Causas e Tratamento de Fraturas por Estresse no Pé e Tornozelo

Os ossos das pernas e pés são onde as fraturas por estresse ocorrem com mais frequência. Os ossos mais afetados incluem as partes inferiores da tíbia e da fíbula da perna e o segundo e terceiro ossos metatarsais do pé.

Uma fratura por estresse pode se desenvolver após o excesso de pressão repetida ou o carregamento em um osso. Ela difere de um osso quebrado típico causado por uma lesão súbita em que uma fratura por estresse se desenvolve em resposta ao estresse crônico no osso.

Uma fratura por estresse é, às vezes, referida como uma fratura fina, porque geralmente aparece em um raio X como uma trincha. Esses tipos de fraturas ósseas são frequentemente associados à corrida e outras atividades esportivas, especialmente quando há um aumento recente da atividade.

A localização da fratura por estresse às vezes está ligada a um determinado esporte ou atividade. Corredores têm um risco maior que a média de fraturas por estresse tibial, e atividades que envolvem muito estresse no antepé, como dança ou atletismo, aumentam o risco de fraturas por estresse dos metatarsos ou do osso navicular do pé.

Sintomas e Diagnóstico

A dor causada ou agravada com a atividade de suporte de peso pode indicar uma fratura por estresse; a dor também pode ser sentida com pressão direta sobre o osso. Se não for tratada, a dor geralmente piorará, e o estresse continuado no osso pode causar uma fratura fina que se transformará em uma fratura mais instável.

É por isso que é importante diminuir a atividade de suporte de peso e procurar tratamento médico quando ocorrer dor.

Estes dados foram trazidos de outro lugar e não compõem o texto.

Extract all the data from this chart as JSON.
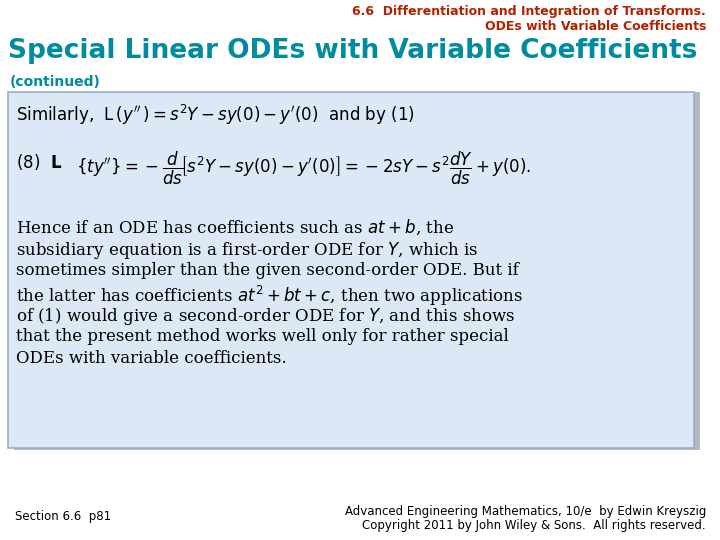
{
  "bg_color": "#ffffff",
  "header_color": "#b22000",
  "header_text_line1": "6.6  Differentiation and Integration of Transforms.",
  "header_text_line2": "ODEs with Variable Coefficients",
  "title_text": "Special Linear ODEs with Variable Coefficients",
  "title_color": "#008b9e",
  "continued_text": "(continued)",
  "continued_color": "#008b9e",
  "box_bg": "#dce8f5",
  "box_border": "#9ab0c8",
  "shadow_color": "#b0b8c0",
  "footer_left": "Section 6.6  p81",
  "footer_right_line1": "Advanced Engineering Mathematics, 10/e  by Edwin Kreyszig",
  "footer_right_line2": "Copyright 2011 by John Wiley & Sons.  All rights reserved.",
  "text_color": "#000000",
  "header_fontsize": 9,
  "title_fontsize": 19,
  "continued_fontsize": 10,
  "content_fontsize": 12,
  "footer_fontsize": 8.5
}
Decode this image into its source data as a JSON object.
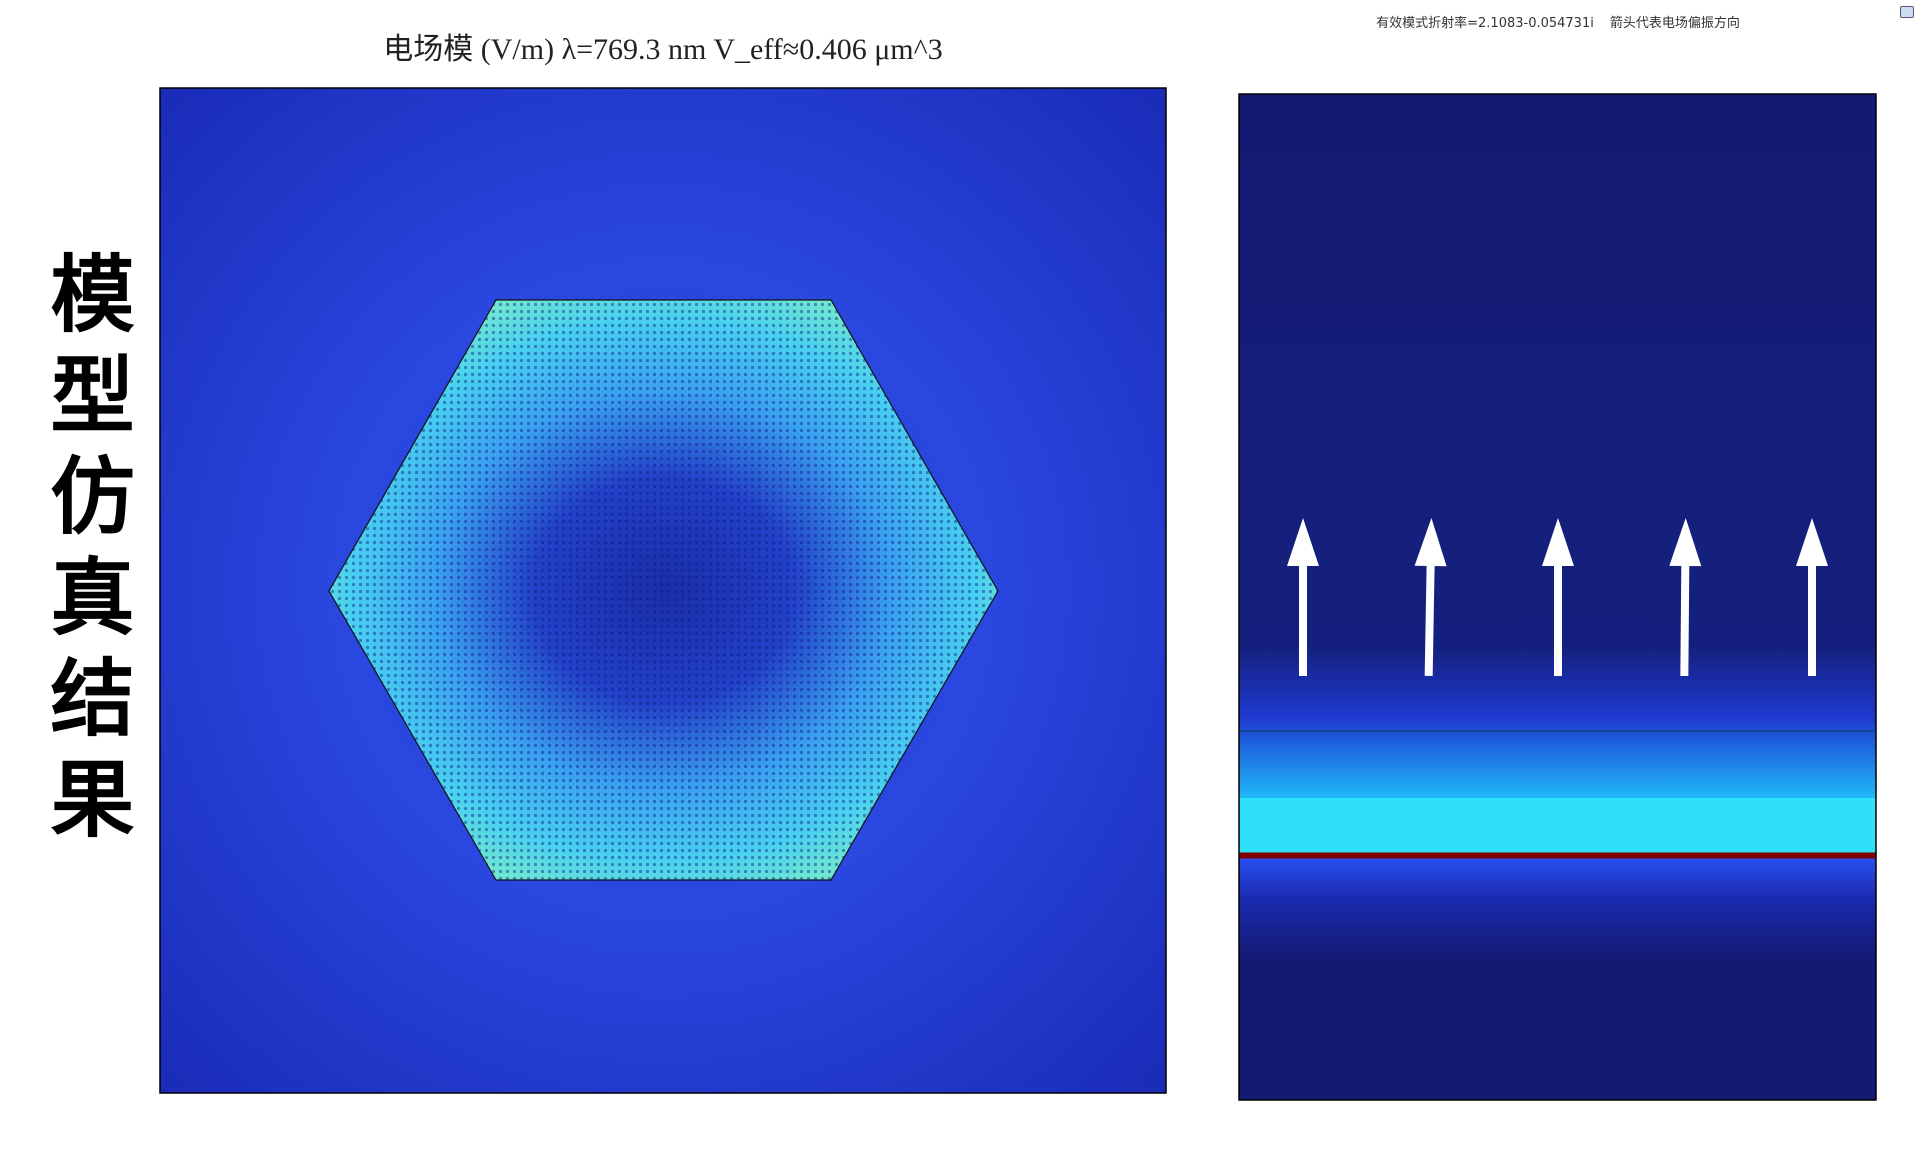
{
  "header": {
    "title": "电场模 (V/m) λ=769.3 nm V_eff≈0.406 μm^3",
    "mode_info": "有效模式折射率=2.1083-0.054731i",
    "arrow_note": "箭头代表电场偏振方向"
  },
  "side_label": "模型仿真结果"
}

Uma fratura por estresse que está se desenvolvendo pode nem sempre aparecer em um raio X, o que pode dificultar o diagnóstico. Não é incomum que as radiografias ósseas iniciais não apresentem fratura, enquanto uma radiografia de acompanhamento - dias ou mesmo semanas depois - revelará que uma fratura por estresse ocorreu de fato.

Provedores de serviços médicos freqüentemente usarão outros métodos de diagnóstico se suspeitarem de uma fratura por estresse, como uma tomografia computadorizada ou ressonância magnética , mesmo que os raios X fossem normais.

Tratamento

O tratamento para uma fratura por estresse suspeita ou confirmada envolverá descanso ou uma mudança na atividade atlética que seja suficiente para permitir a cura. A imobilização em sapato de gesso ou sola dura pode ser prescrita por algumas semanas, dependendo do grau de fratura e sintomas. Radiografias de acompanhamento ou outros testes diagnósticos são usados ​​para avaliar a consolidação óssea.

Fatores de risco

As fraturas por estresse são mais freqüentemente associadas à atividade atlética, mas outros fatores também aumentam o risco. Qualquer condição que cause uma diminuição na massa óssea aumentará o risco de uma fratura por estresse, incluindo:

Fontes:

Lappe, JM, Stegman, MR e Recker, RR. (2001) O impacto de fatores de estilo de vida em fraturas por estresse em recrutas do exército feminino. Osteoporose Internacional. 12 (1): 35-42.

Wilder, Robert P. MD, FACSM e Sethi, MD, Shikha. Lesões por uso excessivo: tendinopatias, fraturas por estresse, síndrome compartimental e dores nas canelas. Clínicas em Medicina Esportiva. Vol 23: 1, janeiro de 2004. MD Consult.